NR : Nous allons continuer de faire ce que nous avons à faire. Ouvrir des boutiques, travailler à toujours plus de matières recyclées dans nos collections. Aujourd’hui 80% de nos pièces comptent 30% de matières recyclées. Au-delà nous perdons en qualité, donc nous allons investir encore plus en R&D pour apprendre notamment à utiliser mieux les matières recyclées. Nous allons également continuer à travailler sur la beauté de nos collections, car même si le monde avance, il avance en voulant du beau ! Et puis nous allons recruter pour étoffer notre équipe actuelle de 110 collaborateurs. Nous recrutons des talents, qui sont d’ailleurs souvent en crise de sens, et nous souhaitons qu’ils s’épanouissent intellectuellement mais aussi dans leur cœur.

FNW : Qu’en est-il de votre développement à l’international ?
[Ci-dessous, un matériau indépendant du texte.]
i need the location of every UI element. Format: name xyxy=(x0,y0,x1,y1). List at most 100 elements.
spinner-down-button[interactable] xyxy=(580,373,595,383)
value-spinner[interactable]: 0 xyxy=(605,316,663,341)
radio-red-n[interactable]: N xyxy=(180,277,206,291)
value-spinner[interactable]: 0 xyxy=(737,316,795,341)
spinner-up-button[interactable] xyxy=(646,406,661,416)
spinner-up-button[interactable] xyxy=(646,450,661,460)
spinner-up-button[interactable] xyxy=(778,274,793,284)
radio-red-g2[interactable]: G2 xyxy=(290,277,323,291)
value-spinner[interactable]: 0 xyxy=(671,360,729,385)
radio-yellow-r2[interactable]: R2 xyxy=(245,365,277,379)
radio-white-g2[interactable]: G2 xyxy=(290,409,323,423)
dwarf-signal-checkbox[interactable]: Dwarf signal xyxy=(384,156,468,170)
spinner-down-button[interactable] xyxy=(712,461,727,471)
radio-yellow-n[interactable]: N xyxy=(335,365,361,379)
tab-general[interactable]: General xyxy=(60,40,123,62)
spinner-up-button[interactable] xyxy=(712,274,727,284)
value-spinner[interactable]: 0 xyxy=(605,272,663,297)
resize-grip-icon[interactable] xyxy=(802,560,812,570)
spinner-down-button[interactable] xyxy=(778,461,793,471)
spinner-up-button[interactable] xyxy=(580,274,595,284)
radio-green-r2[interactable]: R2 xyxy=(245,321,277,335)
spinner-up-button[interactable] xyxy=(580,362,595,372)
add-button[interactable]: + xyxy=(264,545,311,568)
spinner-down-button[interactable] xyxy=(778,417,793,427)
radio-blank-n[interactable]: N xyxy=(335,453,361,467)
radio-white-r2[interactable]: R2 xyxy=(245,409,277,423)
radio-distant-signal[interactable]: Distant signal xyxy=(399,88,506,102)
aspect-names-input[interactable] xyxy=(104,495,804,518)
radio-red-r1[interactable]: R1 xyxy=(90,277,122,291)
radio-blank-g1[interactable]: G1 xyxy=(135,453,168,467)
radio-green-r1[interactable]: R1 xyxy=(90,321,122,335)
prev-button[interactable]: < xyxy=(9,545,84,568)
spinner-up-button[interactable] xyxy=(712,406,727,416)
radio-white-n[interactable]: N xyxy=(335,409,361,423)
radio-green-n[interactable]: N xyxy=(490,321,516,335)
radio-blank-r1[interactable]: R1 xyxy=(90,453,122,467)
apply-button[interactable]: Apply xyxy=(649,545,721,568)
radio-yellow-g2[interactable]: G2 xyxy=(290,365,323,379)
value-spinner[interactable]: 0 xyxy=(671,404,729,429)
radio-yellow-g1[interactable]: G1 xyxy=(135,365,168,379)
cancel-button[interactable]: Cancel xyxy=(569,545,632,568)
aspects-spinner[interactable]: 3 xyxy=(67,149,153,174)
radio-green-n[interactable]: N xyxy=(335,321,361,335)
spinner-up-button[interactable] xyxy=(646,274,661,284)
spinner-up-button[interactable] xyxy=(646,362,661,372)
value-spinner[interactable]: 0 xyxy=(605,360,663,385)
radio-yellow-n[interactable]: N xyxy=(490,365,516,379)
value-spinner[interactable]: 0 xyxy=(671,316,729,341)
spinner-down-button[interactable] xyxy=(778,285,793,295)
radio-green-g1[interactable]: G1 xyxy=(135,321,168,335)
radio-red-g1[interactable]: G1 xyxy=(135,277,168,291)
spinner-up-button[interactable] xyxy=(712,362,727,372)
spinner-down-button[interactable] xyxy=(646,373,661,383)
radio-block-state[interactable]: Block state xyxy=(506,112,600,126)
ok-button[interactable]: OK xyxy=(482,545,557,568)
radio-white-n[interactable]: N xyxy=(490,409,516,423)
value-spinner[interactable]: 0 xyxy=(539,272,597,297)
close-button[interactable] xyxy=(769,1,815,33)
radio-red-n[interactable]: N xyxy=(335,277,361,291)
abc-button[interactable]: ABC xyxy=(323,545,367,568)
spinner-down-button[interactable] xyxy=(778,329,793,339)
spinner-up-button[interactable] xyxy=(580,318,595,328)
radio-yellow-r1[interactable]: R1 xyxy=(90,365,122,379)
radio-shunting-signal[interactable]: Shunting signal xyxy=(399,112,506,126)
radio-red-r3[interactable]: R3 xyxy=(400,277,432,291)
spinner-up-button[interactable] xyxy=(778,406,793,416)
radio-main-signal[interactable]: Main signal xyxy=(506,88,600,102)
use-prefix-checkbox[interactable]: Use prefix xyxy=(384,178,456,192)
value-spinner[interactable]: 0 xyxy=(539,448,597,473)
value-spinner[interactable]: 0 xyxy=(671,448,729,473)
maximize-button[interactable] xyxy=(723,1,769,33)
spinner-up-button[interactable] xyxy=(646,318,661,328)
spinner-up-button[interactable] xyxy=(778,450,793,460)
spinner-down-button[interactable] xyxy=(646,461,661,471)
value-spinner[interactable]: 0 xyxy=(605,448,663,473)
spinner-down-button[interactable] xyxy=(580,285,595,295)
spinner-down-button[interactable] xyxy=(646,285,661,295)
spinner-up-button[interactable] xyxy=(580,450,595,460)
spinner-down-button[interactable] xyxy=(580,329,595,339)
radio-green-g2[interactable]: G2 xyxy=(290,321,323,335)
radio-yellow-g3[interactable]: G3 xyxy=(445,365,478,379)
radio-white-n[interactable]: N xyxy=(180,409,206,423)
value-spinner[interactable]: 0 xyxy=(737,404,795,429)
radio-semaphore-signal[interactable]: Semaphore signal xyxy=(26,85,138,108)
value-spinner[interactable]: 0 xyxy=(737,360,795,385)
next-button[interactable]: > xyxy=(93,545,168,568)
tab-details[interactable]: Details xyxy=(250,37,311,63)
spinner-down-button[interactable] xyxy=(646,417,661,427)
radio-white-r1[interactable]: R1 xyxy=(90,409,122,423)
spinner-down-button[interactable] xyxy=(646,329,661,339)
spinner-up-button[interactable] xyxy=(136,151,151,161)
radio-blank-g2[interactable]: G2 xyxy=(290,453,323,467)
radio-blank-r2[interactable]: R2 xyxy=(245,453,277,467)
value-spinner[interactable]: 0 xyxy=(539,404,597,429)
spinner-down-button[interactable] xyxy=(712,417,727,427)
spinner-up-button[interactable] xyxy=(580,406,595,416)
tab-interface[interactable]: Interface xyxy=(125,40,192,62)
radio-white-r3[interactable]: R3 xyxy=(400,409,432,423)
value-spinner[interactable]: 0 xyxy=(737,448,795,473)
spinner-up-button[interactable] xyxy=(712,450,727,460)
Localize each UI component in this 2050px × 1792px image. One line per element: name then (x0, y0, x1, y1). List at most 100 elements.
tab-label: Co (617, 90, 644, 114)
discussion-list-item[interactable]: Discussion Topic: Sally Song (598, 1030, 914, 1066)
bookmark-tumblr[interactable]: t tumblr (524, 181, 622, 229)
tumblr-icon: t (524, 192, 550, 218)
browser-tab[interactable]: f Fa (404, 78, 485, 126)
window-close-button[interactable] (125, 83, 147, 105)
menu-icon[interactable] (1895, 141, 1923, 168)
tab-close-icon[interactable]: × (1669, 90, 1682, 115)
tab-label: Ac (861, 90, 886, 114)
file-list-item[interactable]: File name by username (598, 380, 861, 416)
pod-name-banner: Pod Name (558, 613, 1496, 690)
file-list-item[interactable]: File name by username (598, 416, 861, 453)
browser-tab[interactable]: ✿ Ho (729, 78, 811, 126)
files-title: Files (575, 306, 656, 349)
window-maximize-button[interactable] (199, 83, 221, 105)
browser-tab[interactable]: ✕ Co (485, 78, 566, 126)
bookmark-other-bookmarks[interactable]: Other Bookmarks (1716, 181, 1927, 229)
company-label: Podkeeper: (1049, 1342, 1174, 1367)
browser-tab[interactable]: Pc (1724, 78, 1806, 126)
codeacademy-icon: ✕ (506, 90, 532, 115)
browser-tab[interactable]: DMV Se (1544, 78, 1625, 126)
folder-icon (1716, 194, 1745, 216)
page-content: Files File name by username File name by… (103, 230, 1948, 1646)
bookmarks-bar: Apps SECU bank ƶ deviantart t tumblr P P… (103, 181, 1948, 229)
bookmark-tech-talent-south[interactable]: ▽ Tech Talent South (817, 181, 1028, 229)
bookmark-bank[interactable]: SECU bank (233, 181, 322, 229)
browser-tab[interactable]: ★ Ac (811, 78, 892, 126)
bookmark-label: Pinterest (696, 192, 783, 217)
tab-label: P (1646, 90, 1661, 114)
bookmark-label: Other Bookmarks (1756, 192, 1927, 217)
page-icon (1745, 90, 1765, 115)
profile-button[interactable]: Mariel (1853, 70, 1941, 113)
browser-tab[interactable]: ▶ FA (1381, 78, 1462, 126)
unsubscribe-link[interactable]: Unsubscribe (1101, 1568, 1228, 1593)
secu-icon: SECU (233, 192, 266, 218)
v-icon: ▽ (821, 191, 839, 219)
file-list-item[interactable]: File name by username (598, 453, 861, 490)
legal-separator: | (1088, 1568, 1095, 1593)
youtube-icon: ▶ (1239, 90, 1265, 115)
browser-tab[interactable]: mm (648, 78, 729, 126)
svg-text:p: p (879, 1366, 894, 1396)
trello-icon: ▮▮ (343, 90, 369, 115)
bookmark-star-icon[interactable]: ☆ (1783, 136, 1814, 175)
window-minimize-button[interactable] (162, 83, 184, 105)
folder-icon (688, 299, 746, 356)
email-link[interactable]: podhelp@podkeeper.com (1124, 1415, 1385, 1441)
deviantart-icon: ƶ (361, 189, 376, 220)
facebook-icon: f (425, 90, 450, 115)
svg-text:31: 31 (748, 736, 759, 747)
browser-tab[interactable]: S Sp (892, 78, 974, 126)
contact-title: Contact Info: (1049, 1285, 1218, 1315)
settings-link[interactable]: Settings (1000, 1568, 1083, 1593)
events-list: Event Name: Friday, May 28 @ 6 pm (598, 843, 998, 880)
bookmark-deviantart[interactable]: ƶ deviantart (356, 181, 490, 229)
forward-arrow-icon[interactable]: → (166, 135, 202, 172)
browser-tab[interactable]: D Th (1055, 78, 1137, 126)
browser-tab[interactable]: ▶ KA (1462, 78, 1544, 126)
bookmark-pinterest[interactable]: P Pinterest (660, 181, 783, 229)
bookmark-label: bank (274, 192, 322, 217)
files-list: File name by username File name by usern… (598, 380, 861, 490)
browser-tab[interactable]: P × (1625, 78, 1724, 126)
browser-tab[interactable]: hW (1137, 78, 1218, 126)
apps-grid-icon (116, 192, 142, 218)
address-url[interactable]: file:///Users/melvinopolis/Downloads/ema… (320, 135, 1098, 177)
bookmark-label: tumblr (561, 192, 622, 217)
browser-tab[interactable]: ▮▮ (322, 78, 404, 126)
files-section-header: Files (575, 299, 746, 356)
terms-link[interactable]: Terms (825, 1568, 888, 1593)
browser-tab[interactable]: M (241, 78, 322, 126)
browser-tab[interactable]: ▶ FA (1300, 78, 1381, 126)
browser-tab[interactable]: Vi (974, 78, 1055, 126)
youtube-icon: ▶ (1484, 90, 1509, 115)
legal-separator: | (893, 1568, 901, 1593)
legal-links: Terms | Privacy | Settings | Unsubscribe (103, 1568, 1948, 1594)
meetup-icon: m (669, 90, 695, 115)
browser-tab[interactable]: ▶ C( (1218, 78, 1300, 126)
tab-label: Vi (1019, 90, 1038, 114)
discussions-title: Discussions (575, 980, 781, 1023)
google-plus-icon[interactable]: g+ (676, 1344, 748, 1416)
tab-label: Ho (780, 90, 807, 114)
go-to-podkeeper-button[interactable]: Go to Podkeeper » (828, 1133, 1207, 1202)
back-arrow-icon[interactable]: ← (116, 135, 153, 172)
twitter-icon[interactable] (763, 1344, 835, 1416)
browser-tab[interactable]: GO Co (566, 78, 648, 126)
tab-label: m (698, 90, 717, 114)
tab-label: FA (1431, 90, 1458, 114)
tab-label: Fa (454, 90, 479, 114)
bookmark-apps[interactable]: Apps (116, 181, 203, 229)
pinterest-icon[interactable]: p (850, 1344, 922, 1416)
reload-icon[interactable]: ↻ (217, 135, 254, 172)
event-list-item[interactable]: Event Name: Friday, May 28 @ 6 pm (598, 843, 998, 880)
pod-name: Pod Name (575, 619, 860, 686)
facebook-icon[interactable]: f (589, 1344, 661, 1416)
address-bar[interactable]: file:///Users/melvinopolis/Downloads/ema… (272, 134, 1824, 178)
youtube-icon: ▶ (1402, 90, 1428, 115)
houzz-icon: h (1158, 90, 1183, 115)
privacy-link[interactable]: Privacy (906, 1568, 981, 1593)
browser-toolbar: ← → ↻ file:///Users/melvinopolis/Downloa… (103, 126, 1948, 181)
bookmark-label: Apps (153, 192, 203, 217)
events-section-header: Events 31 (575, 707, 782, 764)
NR : Aujourd’hui nous sommes présents dans une quinzaine de pays, mais cela reste une petite part de notre activité. Nous avons des sollicitations mais pas assez de temps pour y répondre, de plus la rareté des gisements de matières recyclées nous empêche aussi d’y répondre. Alors pour l’instant nous allons embaucher pour concevoir d’une façon encore meilleure, de beaux vêtements !

FNW : Dans le secteur de la mode les fermetures d’enseignes se multiplient, qu’elle est votre vision du marché et de son avenir ?

NR : Il est vrai que le marché se transforme et je ne veux porter aucun jugement, parce que derrière les fermetures, il y a des histoires de personnes. Cependant, il faut que le marché de la mode diminue en volume, c’est une nécessité. Et comme l’humanité ne va pas devenir nudiste, il faut faire en sorte que ceux qui doivent s’habiller le fassent avec une haute valeur environnementale, et donc que les acteurs du secteur réduisent le plus possible leur emprunte carbone. Plus nous serons nombreux à utiliser des matières recyclées par exemple, plus les prix seront justes. C’est ça aussi notre idée de la Fair Fashion ( la mode juste en opposition à l’expression Fast Fashion, ndlr), que chaque intervenant soit rémunéré à sa juste valeur. Alors oui, l’industrie de la mode change, mais la lumière va jaillir.